Sitting Bull 01

 

Waupaca Record

November 26, 1908

 

SITTING BULL

How the Great Dakota Chief Came to Be Given His Name

 

            Two of our states, as boys and girls know from their geography, are called Dakota – one North Dakota, the other South Dakota – and this was also the name of Indian people of different tribes speaking the same language, who lived in the country north of the great Platte River, and between and along our two greatest rivers, the Missouri and the Mississippi.  The word Dakota means united by compact, and there were several united tribes who called themselves the Dakotas.

            Sitting Bull was a Dakota Indian.  He was born near an old army station, Fort George, on willow Creek, and his father was Jumping Bull.  The Indian chiefs are very fond of giving boys new names when they begin to do something which their friends notice.  If a boy runs fast with his head up they call him “The Elk”, “The Deer”, “The Wild Horse”, or some such name.  Or perhaps if he has quick or sly ways, they name him the “Fox”, “The Wolf”, or “The Coyote”.

            In North Dakota, at this time, there were great herds of Buffalo and the largest of them were the bulls.  These were the leaders when a herd was running, swimming a river or jumping across a gully.  Even when a lad, Sitting Bull’s father could hunt for Buffalos, and quickly jump the deep gullies so frequent in that country, always with is bow in his hand so his uncle, an Indian chief, named him Jumping Bull.

            His son was a strange boy.  His hair was straight like an Indian, but of a reddish brown color.  His head was very large and his features were more regular in form than that of the Indian.  He was so odd in his looks and his ways, keeping much by himself, thinking and planning how best to have his own way that his father named him when quite young “Sacred Stand”.

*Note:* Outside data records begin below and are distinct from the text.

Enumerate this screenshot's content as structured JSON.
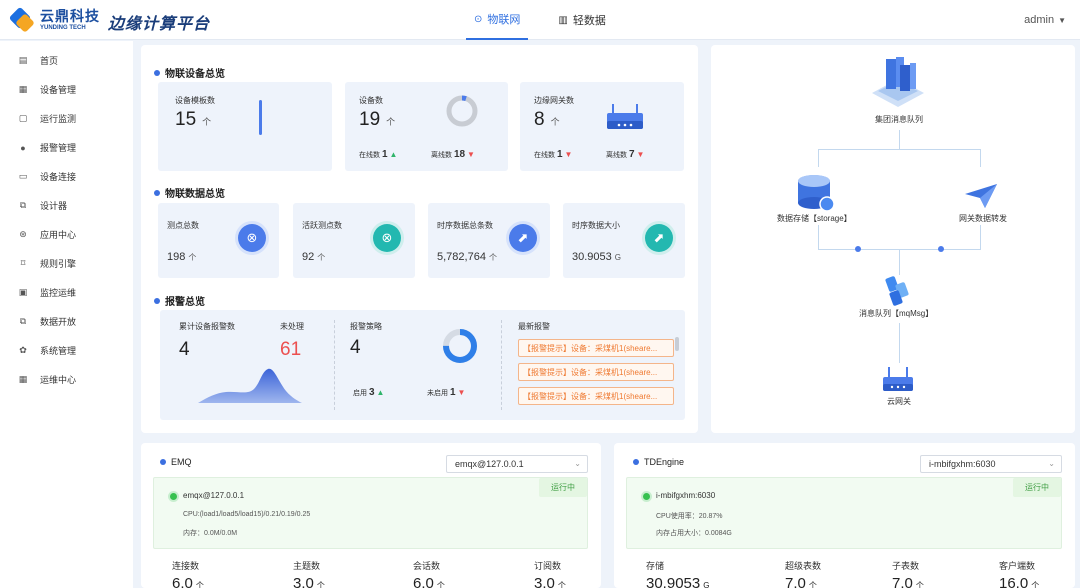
{
  "header": {
    "brand_cn": "云鼎科技",
    "brand_en": "YUNDING TECH",
    "platform": "边缘计算平台",
    "tabs": [
      {
        "label": "物联网",
        "active": true
      },
      {
        "label": "轻数据",
        "active": false
      }
    ],
    "user": "admin"
  },
  "sidebar": {
    "items": [
      {
        "label": "首页",
        "icon": "document-icon",
        "glyph": "▤"
      },
      {
        "label": "设备管理",
        "icon": "grid-icon",
        "glyph": "▦"
      },
      {
        "label": "运行监测",
        "icon": "file-icon",
        "glyph": "▢"
      },
      {
        "label": "报警管理",
        "icon": "bell-icon",
        "glyph": "●"
      },
      {
        "label": "设备连接",
        "icon": "link-icon",
        "glyph": "▭"
      },
      {
        "label": "设计器",
        "icon": "design-icon",
        "glyph": "⧉"
      },
      {
        "label": "应用中心",
        "icon": "app-icon",
        "glyph": "⊛"
      },
      {
        "label": "规则引擎",
        "icon": "rule-icon",
        "glyph": "⌑"
      },
      {
        "label": "监控运维",
        "icon": "monitor-icon",
        "glyph": "▣"
      },
      {
        "label": "数据开放",
        "icon": "open-icon",
        "glyph": "⧉"
      },
      {
        "label": "系统管理",
        "icon": "gear-icon",
        "glyph": "✿"
      },
      {
        "label": "运维中心",
        "icon": "table-icon",
        "glyph": "▦"
      }
    ]
  },
  "iot_devices": {
    "title": "物联设备总览",
    "template": {
      "label": "设备模板数",
      "value": "15",
      "unit": "个"
    },
    "devices": {
      "label": "设备数",
      "value": "19",
      "unit": "个",
      "online_label": "在线数",
      "online": "1",
      "offline_label": "离线数",
      "offline": "18",
      "online_ratio": 0.05
    },
    "gateways": {
      "label": "边缘网关数",
      "value": "8",
      "unit": "个",
      "online_label": "在线数",
      "online": "1",
      "offline_label": "离线数",
      "offline": "7"
    }
  },
  "iot_data": {
    "title": "物联数据总览",
    "cards": [
      {
        "label": "测点总数",
        "value": "198",
        "unit": "个",
        "icon": "network-icon",
        "color": "#4b7bea"
      },
      {
        "label": "活跃测点数",
        "value": "92",
        "unit": "个",
        "icon": "network-icon",
        "color": "#23b8b0"
      },
      {
        "label": "时序数据总条数",
        "value": "5,782,764",
        "unit": "个",
        "icon": "chart-icon",
        "color": "#4b7bea"
      },
      {
        "label": "时序数据大小",
        "value": "30.9053",
        "unit": "G",
        "icon": "chart-icon",
        "color": "#23b8b0"
      }
    ]
  },
  "alarms": {
    "title": "报警总览",
    "total_label": "累计设备报警数",
    "total": "4",
    "unhandled_label": "未处理",
    "unhandled": "61",
    "policy_label": "报警策略",
    "policy": "4",
    "enabled_label": "启用",
    "enabled": "3",
    "disabled_label": "未启用",
    "disabled": "1",
    "enabled_ratio": 0.75,
    "latest_label": "最新报警",
    "latest": [
      "【报警提示】设备：采煤机1(sheare...",
      "【报警提示】设备：采煤机1(sheare...",
      "【报警提示】设备：采煤机1(sheare..."
    ]
  },
  "topology": {
    "cluster": "集团消息队列",
    "storage": "数据存储【storage】",
    "forward": "网关数据转发",
    "mq": "消息队列【mqMsg】",
    "cloud": "云网关"
  },
  "emq": {
    "title": "EMQ",
    "select": "emqx@127.0.0.1",
    "status": "运行中",
    "node": "emqx@127.0.0.1",
    "cpu": "CPU:(load1/load5/load15)/0.21/0.19/0.25",
    "mem": "内存：0.0M/0.0M",
    "stats": [
      {
        "label": "连接数",
        "value": "6.0",
        "unit": "个"
      },
      {
        "label": "主题数",
        "value": "3.0",
        "unit": "个"
      },
      {
        "label": "会话数",
        "value": "6.0",
        "unit": "个"
      },
      {
        "label": "订阅数",
        "value": "3.0",
        "unit": "个"
      }
    ]
  },
  "tdengine": {
    "title": "TDEngine",
    "select": "i-mbifgxhm:6030",
    "status": "运行中",
    "node": "i-mbifgxhm:6030",
    "cpu": "CPU使用率：20.87%",
    "mem": "内存占用大小：0.0084G",
    "stats": [
      {
        "label": "存储",
        "value": "30.9053",
        "unit": "G"
      },
      {
        "label": "超级表数",
        "value": "7.0",
        "unit": "个"
      },
      {
        "label": "子表数",
        "value": "7.0",
        "unit": "个"
      },
      {
        "label": "客户端数",
        "value": "16.0",
        "unit": "个"
      }
    ]
  },
  "colors": {
    "accent": "#2f6fe0",
    "up": "#2fb46a",
    "down": "#ec4f4f",
    "warn": "#ef7a32"
  }
}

            Once, at ten years of age, he went with some hunters on a wild chase for buffaloes and came back to his father’s wigwam very happy and proud, for he had succeeded in killing a buffalo calf, but he did not have a new name till four years later.  At this time he frequently made drawings of his totem, what we might call his family coat of arms.  This was a buffalo bull settled back on his haunches in a sitting posture, and from it the boy was named “Sitting Bull”.

            His second feat, thot great by Indians, was when he met a Crow Indian traveling along a trail claimed by the Dakotas.  The Crow Indian was riding a horse, and had, on another horse, his wife, with a baby strapped to her back.  Sitting Bull, on an Indian pony, charged this little cavalcade, succeeded in killing all three without getting a scratch, and made a rough picture of the exploit, which he showed to his companions.

            Chief Red Cloud had led the Indians in 1868 at the time when a large number of our men fell in battle near Fort Phil Kearney, and after that trouble a scout picked up an old army roster book which had once belonged to a company of our soldiers.  On its blank pages Sitting Bull had made skeleton pictures, and each picture showed some wicked deed.  The pictures were ridiculous enough, but they made a fairly good diary, and the meaning could not be mistaken.  Nearly every record in the book was a sketch of the cruel Sitting Bull and his victims.  Some times he was killing white men, sometimes Indians, sometimes stealing and driving off herds of horses.  A man’s figure with a tall hat was enough to mean a white citizen, an d uncouth bonnet showed a woman, stiff outlines gave Indian was feathers or a soldier’s costume, and the book was a curious record of years when Sitting Bull was a famous brave and a cruel, bad Indian. – Gen. Howard in St. Nicholas.